Perfectly Accurate Membership Inference by a Dishonest Central Server in Federated Learning
This work challenges the privacy guarantees of Federated Learning by exposing a vulnerability that could compromise user data, making it significant for privacy researchers and practitioners, though it is incremental as it builds on existing attack frameworks.
The paper tackles the problem of privacy in Federated Learning by introducing a membership inference attack that achieves perfect accuracy in identifying training samples, using a single training step and exploiting ReLU activations. Empirical results on MNIST, CIFAR10, CIFAR100, and CelebA datasets show perfect accuracy in identifying one sample among thousands, with occasional failures revealing duplicate images in some datasets.
Federated Learning is expected to provide strong privacy guarantees, as only gradients or model parameters but no plain text training data is ever exchanged either between the clients or between the clients and the central server. In this paper, we challenge this claim by introducing a simple but still very effective membership inference attack algorithm, which relies only on a single training step. In contrast to the popular honest-but-curious model, we investigate a framework with a dishonest central server.
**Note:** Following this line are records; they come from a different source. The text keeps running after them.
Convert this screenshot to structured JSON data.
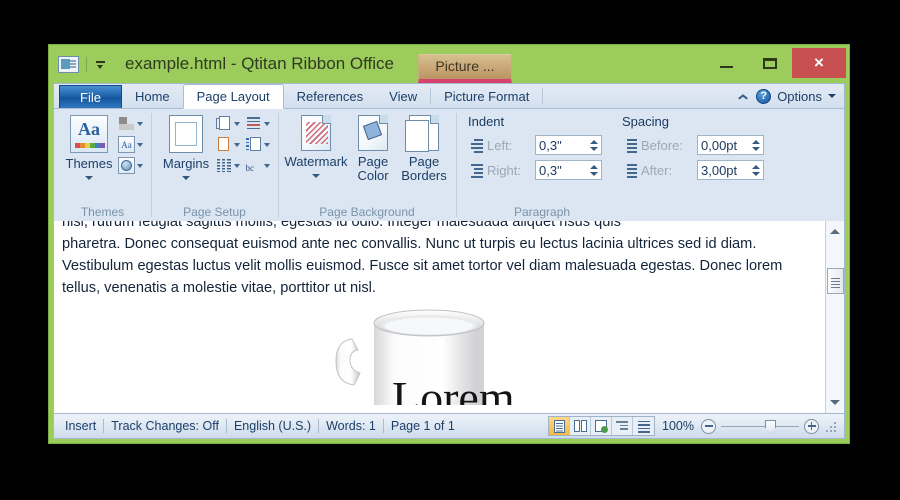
{
  "window": {
    "title": "example.html - Qtitan Ribbon Office",
    "app_icon": "application-icon",
    "qat_dropdown": "customize-quick-access-toolbar",
    "contextual_tab": "Picture ...",
    "minimize": "minimize",
    "maximize": "maximize",
    "close": "×",
    "chrome_color": "#9ccc5c",
    "close_color": "#c95050"
  },
  "tabs": [
    {
      "label": "File",
      "kind": "file"
    },
    {
      "label": "Home",
      "kind": "normal"
    },
    {
      "label": "Page Layout",
      "kind": "active"
    },
    {
      "label": "References",
      "kind": "normal"
    },
    {
      "label": "View",
      "kind": "normal"
    },
    {
      "label": "Picture Format",
      "kind": "contextual"
    }
  ],
  "tabbar_right": {
    "collapse": "collapse-ribbon",
    "help": "?",
    "options_label": "Options"
  },
  "ribbon": {
    "groups": [
      {
        "label": "Themes",
        "big": {
          "label": "Themes",
          "icon": "themes-icon",
          "has_caret": true
        },
        "small": [
          {
            "icon": "theme-colors-icon",
            "name": "theme-colors"
          },
          {
            "icon": "theme-fonts-icon",
            "name": "theme-fonts",
            "glyph": "Aa"
          },
          {
            "icon": "theme-effects-icon",
            "name": "theme-effects"
          }
        ]
      },
      {
        "label": "Page Setup",
        "big": {
          "label": "Margins",
          "icon": "margins-icon",
          "has_caret": true
        },
        "small": [
          {
            "icon": "orientation-icon",
            "name": "orientation"
          },
          {
            "icon": "breaks-icon",
            "name": "breaks"
          },
          {
            "icon": "size-icon",
            "name": "size"
          },
          {
            "icon": "line-numbers-icon",
            "name": "line-numbers"
          },
          {
            "icon": "columns-icon",
            "name": "columns"
          },
          {
            "icon": "hyphenation-icon",
            "name": "hyphenation",
            "glyph": "bc"
          }
        ]
      },
      {
        "label": "Page Background",
        "buttons": [
          {
            "label": "Watermark",
            "icon": "watermark-icon",
            "has_caret": true
          },
          {
            "label": "Page Color",
            "icon": "page-color-icon",
            "has_caret": true
          },
          {
            "label": "Page Borders",
            "icon": "page-borders-icon",
            "has_caret": false
          }
        ]
      },
      {
        "label": "Paragraph",
        "indent": {
          "title": "Indent",
          "left_label": "Left:",
          "left_value": "0,3\"",
          "right_label": "Right:",
          "right_value": "0,3\""
        },
        "spacing": {
          "title": "Spacing",
          "before_label": "Before:",
          "before_value": "0,00pt",
          "after_label": "After:",
          "after_value": "3,00pt"
        }
      }
    ]
  },
  "document": {
    "line_clipped": "nisl, rutrum feugiat sagittis mollis, egestas id odio. Integer malesuada aliquet risus quis",
    "paragraph": "pharetra. Donec consequat euismod ante nec convallis. Nunc ut turpis eu lectus lacinia ultrices sed id diam. Vestibulum egestas luctus velit mollis euismod. Fusce sit amet tortor vel diam malesuada egestas. Donec lorem tellus, venenatis a molestie vitae, porttitor ut nisl.",
    "image_caption": "Lorem",
    "image_name": "coffee-mug-image"
  },
  "scrollbar": {
    "up": "scroll-up",
    "down": "scroll-down",
    "thumb": "scroll-thumb"
  },
  "statusbar": {
    "items": [
      "Insert",
      "Track Changes: Off",
      "English (U.S.)",
      "Words: 1",
      "Page 1 of 1"
    ],
    "views": [
      {
        "name": "print-layout-view",
        "active": true
      },
      {
        "name": "full-screen-reading-view",
        "active": false
      },
      {
        "name": "web-layout-view",
        "active": false
      },
      {
        "name": "outline-view",
        "active": false
      },
      {
        "name": "draft-view",
        "active": false
      }
    ],
    "zoom_label": "100%",
    "zoom_out": "zoom-out",
    "zoom_in": "zoom-in",
    "zoom_value": 100
  }
}
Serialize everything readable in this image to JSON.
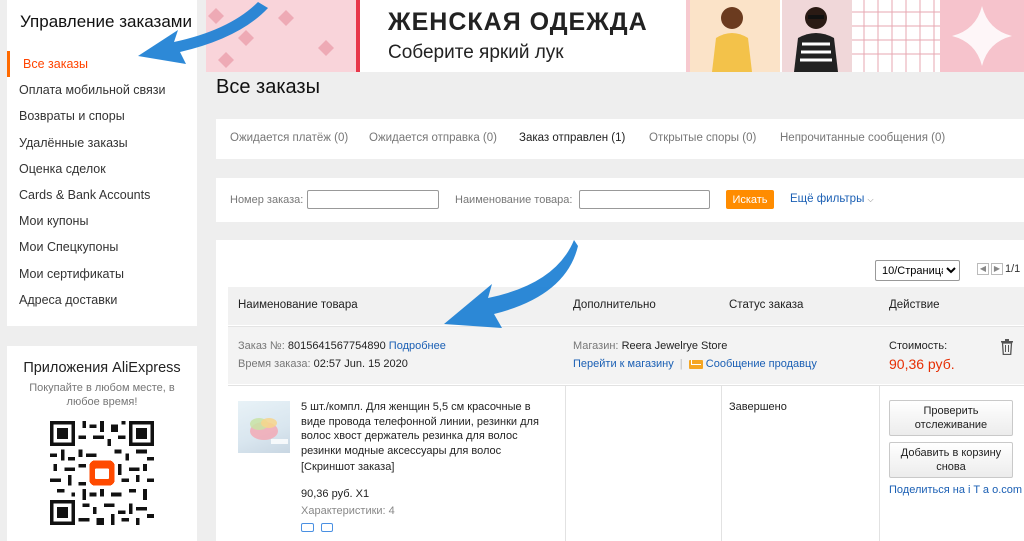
{
  "sidebar": {
    "title": "Управление заказами",
    "items": [
      {
        "label": "Все заказы"
      },
      {
        "label": "Оплата мобильной связи"
      },
      {
        "label": "Возвраты и споры"
      },
      {
        "label": "Удалённые заказы"
      },
      {
        "label": "Оценка сделок"
      },
      {
        "label": "Cards & Bank Accounts"
      },
      {
        "label": "Мои купоны"
      },
      {
        "label": "Мои Спецкупоны"
      },
      {
        "label": "Мои сертификаты"
      },
      {
        "label": "Адреса доставки"
      }
    ]
  },
  "apps": {
    "title": "Приложения AliExpress",
    "subtitle": "Покупайте в любом месте, в любое время!"
  },
  "banner": {
    "title": "ЖЕНСКАЯ ОДЕЖДА",
    "subtitle": "Соберите яркий лук"
  },
  "page": {
    "title": "Все заказы"
  },
  "tabs": [
    {
      "label": "Ожидается платёж (0)"
    },
    {
      "label": "Ожидается отправка (0)"
    },
    {
      "label": "Заказ отправлен (1)"
    },
    {
      "label": "Открытые споры (0)"
    },
    {
      "label": "Непрочитанные сообщения (0)"
    }
  ],
  "search": {
    "order_label": "Номер заказа:",
    "order_value": "",
    "product_label": "Наименование товара:",
    "product_value": "",
    "button": "Искать",
    "more_filters": "Ещё фильтры"
  },
  "pagination": {
    "per_page": "10/Страница",
    "page_text": "1/1"
  },
  "table": {
    "headers": {
      "product": "Наименование товара",
      "extra": "Дополнительно",
      "status": "Статус заказа",
      "action": "Действие"
    }
  },
  "order": {
    "number_label": "Заказ №:",
    "number": "8015641567754890",
    "details_link": "Подробнее",
    "time_label": "Время заказа:",
    "time": "02:57 Jun. 15 2020",
    "store_label": "Магазин:",
    "store": "Reera Jewelrye Store",
    "store_link": "Перейти к магазину",
    "separator": "|",
    "message_link": "Сообщение продавцу",
    "cost_label": "Стоимость:",
    "cost": "90,36 руб.",
    "product": {
      "name": "5 шт./компл. Для женщин 5,5 см красочные в виде провода телефонной линии, резинки для волос хвост держатель резинка для волос резинки модные аксессуары для волос",
      "screenshot_link": "[Скриншот заказа]",
      "price_qty": "90,36 руб. X1",
      "specs_label": "Характеристики: 4"
    },
    "status": "Завершено",
    "actions": {
      "track": "Проверить отслеживание",
      "add_to_cart": "Добавить в корзину снова",
      "share_prefix": "Поделиться на ",
      "share_site": "i T a o.com"
    }
  },
  "colors": {
    "accent": "#ff6a00",
    "link": "#1a5fb4",
    "price": "#e62e04",
    "button": "#ff8c00"
  }
}
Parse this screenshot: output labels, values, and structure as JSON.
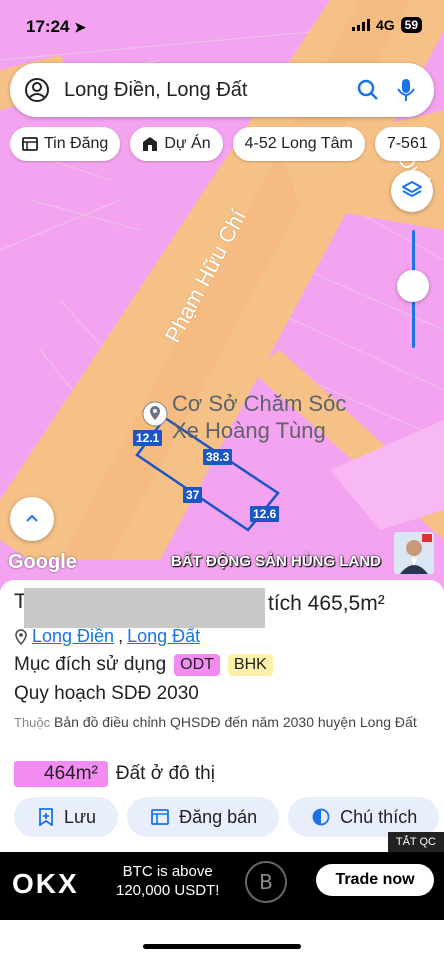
{
  "status": {
    "time": "17:24",
    "network": "4G",
    "battery": "59"
  },
  "search": {
    "query": "Long Điền, Long Đất"
  },
  "chips": [
    "Tin Đăng",
    "Dự Án",
    "4-52 Long Tâm",
    "7-561"
  ],
  "map": {
    "street1": "Phạm Hữu Chí",
    "street2": "Đườ",
    "poi": "Cơ Sở Chăm Sóc Xe Hoàng Tùng",
    "dims": [
      "12.1",
      "38.3",
      "37",
      "12.6"
    ],
    "google": "Google",
    "watermark": "BẤT ĐỘNG SẢN HÙNG LAND"
  },
  "sheet": {
    "title_prefix": "T",
    "title_suffix": "tích 465,5m²",
    "loc1": "Long Điền",
    "loc_sep": ",",
    "loc2": "Long Đất",
    "purpose_label": "Mục đích sử dụng",
    "tag1": "ODT",
    "tag2": "BHK",
    "plan_label": "Quy hoạch SDĐ 2030",
    "belongs_prefix": "Thuộc",
    "belongs_text": "Bản đồ điều chỉnh QHSDĐ đến năm 2030 huyện Long Đất",
    "area_value": "464m²",
    "area_desc": "Đất ở đô thị"
  },
  "actions": [
    "Lưu",
    "Đăng bán",
    "Chú thích"
  ],
  "ad": {
    "brand": "OKX",
    "text1": "BTC is above",
    "text2": "120,000 USDT!",
    "cta": "Trade now",
    "badge": "TẮT QC"
  },
  "colors": {
    "map_pink": "#f4a3f0",
    "road": "#f6c187",
    "accent": "#1a73e8",
    "parcel": "#1a56c4"
  }
}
Our strategy is applicable to models with ReLU activations and uses the properties of this activation function to achieve perfect accuracy. Empirical evaluation on visual classification tasks with MNIST, CIFAR10, CIFAR100 and CelebA datasets show that our method provides perfect accuracy in identifying one sample in a training set with thousands of samples. Occasional failures of our method lead us to discover duplicate images in the CIFAR100 and CelebA datasets.